Como a extração de petróleo na Bacia de Santos ocorre hegemonicamente em frente ao litoral fluminense, entre janeiro e setembro de 2019, o estado do Rio de Janeiro-ERJ apresentou um crescimento da indústria extrativa mineral de 10,3%, contra uma queda no total do Brasil de 8,8%.

No entanto, não devemos nos iludir e achar novamente, como fizemos no início dos anos 2010, que o ERJ está vivendo um boom, um momento mágico, a hora da virada…

Exclusivamente a indústria extrativa mineral – no caso do ERJ, sobretudo a extração de petróleo – não alavanca per se o conjunto da economia fluminense.
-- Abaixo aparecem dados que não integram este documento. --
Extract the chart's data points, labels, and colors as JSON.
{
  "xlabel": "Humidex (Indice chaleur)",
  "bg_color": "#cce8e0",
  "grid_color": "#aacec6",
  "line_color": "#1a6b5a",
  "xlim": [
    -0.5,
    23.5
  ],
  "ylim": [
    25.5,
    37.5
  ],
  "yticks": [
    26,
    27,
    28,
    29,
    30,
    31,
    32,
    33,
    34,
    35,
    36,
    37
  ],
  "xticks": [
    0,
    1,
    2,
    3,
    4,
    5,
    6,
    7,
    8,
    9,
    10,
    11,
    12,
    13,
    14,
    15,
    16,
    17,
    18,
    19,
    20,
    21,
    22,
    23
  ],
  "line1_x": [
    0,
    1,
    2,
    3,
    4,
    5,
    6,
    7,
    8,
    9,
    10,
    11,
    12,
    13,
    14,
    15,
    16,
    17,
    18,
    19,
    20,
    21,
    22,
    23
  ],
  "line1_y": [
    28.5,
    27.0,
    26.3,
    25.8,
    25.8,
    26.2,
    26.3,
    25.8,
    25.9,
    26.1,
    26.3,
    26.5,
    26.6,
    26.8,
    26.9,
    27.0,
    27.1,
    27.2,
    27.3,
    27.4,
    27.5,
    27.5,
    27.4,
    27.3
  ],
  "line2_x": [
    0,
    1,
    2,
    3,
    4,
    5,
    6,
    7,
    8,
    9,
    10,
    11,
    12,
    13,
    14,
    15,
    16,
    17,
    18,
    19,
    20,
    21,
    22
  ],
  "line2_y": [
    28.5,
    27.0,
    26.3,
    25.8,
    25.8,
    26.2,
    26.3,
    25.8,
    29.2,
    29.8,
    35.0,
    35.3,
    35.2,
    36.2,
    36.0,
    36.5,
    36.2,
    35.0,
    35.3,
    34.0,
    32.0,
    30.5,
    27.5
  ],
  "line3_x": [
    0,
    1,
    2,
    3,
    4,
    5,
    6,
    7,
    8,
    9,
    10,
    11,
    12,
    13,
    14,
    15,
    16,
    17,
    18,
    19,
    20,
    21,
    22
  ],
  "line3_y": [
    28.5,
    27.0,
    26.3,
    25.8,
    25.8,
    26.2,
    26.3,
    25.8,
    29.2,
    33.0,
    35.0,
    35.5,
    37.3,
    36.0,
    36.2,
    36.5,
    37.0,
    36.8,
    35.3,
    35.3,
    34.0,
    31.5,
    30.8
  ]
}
Isto principalmente pelo fato de que em torno de 80% dos fornecedores da Petrobras estão fora do ERJ, que praticamente não se beneficia da receita de ICMS sobre a extração de petróleo.

Confirmando isso, vemos que, entre janeiro e setembro de 2019, no total da indústria de transformação, ocorreu uma queda, no ERJ, de 4,4%, contra uma queda no total do país de apenas 0,1%.

Além disso, após o ERJ perder – desde o início da crise econômica e política brasileira em janeiro de 2015 – 15,8% do total de postos de trabalho com carteira assinada, contra uma perda no país de 5,1%; em outubro de 2019, o ERJ voltou a apresentar uma queda de 0,3% dos empregos com carteira assinada, contra um crescimento de 0,2% dos empregos no total do país.

É necessário, portanto, definir uma agenda para o ERJ, em que se discuta o pacto federativo tributário e as atividades indutoras que podem levar de fato o estado a sair de décadas de círculo vicioso, constituindo um novo círculo virtuoso, com crescimento, distribuição de renda e melhoria dos serviços públicos.